Frequently asked questions

What is a butterfly on ECH?
A butterfly on ECH is the butterfly strategy applied to ECH (etf). The strategy is structurally neutral / pin (limited-risk, limited-reward): A long call butterfly buys one lower-strike call, sells two ATM calls, and buys one higher-strike call, paying a small net debit for a defined-risk position that maxes out if the underlying pins the middle strike at expiration. With ECH etf trading near $39.62, the strikes shown on this page are snapped to the nearest listed ECH chain strike and the premiums come straight from the end-of-day bid/ask midpoint.
How are ECH butterfly max profit and max loss calculated?
Max profit equals the wing width minus net debit times 100 (reached when the underlying pins the middle strike); max loss equals the net debit times 100. Two breakevens at lower-wing plus debit and upper-wing minus debit. For the ECH butterfly priced from the end-of-day chain at a 30-day expiry (ATM IV 155.10%), the computed maximum profit is $153.91 per contract and the computed maximum loss is -$28.50 per contract. Live intraday quotes will differ as the chain moves through the trading session.
What is the breakeven for a ECH butterfly?
The breakeven for the ECH butterfly priced on this page is roughly $38.29 and $41.72 at expiration, derived from end-of-day chain premiums. Breakeven is the underlying price at which the strategy's P&L crosses zero ignoring transaction costs and assignment risk.
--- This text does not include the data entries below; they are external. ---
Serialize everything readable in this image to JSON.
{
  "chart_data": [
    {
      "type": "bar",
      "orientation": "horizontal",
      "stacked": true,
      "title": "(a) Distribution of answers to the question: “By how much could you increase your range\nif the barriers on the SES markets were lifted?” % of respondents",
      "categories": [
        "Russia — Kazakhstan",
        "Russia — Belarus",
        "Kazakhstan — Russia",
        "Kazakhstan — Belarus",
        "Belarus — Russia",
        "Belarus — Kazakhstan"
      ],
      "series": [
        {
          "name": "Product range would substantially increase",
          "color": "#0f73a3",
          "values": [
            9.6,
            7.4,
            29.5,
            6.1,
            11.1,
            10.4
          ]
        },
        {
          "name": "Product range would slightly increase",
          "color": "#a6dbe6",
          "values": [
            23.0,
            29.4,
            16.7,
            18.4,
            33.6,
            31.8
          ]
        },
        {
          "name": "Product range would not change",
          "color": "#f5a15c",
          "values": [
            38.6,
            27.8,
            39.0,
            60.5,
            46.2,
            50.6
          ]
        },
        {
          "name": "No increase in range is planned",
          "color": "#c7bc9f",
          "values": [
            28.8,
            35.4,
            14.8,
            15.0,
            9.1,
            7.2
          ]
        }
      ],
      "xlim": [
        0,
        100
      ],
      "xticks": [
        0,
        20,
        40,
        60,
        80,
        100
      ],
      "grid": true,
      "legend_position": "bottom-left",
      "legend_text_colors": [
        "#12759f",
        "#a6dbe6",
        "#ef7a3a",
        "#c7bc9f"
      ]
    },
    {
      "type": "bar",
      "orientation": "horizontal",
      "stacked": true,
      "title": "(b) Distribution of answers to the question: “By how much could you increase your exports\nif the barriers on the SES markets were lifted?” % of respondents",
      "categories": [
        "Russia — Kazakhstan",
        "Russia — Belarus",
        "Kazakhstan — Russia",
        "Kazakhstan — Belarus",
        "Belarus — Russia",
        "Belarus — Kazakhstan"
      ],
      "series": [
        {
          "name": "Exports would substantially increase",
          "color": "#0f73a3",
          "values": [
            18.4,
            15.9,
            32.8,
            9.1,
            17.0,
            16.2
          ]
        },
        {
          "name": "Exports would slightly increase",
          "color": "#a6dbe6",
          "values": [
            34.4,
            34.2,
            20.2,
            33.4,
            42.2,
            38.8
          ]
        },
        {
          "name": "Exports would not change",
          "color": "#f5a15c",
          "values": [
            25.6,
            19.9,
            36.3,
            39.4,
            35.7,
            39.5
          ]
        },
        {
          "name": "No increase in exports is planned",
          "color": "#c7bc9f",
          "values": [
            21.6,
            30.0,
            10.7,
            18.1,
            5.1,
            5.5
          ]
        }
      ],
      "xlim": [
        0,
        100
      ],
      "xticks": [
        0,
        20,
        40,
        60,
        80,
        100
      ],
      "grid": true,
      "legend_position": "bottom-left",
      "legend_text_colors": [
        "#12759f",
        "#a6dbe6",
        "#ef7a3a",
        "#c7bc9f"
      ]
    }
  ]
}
The current ECH market-implied 1-standard-deviation expected move is approximately 44.47%; if the move sits well outside the breakeven distance, the structure's risk-reward becomes correspondingly tighter.
When should you consider a butterfly on ECH?
Butterflies on ECH are pinning bets - traders use them when they expect ECH to settle near a specific level at expiration (often the prior close, a round number, or the max-pain strike) and want defined-risk exposure to that outcome.
How does current ECH implied volatility affect this butterfly?
ECH ATM IV is at 155.10% with IV rank near 100.00%, which is elevated relative to its 1-year range. Premium-selling structures (covered call, cash-secured put, iron condor) generally look more attractive when IV rank is high; premium-buying structures (long call, long put, debit spreads) are more expensive in that regime.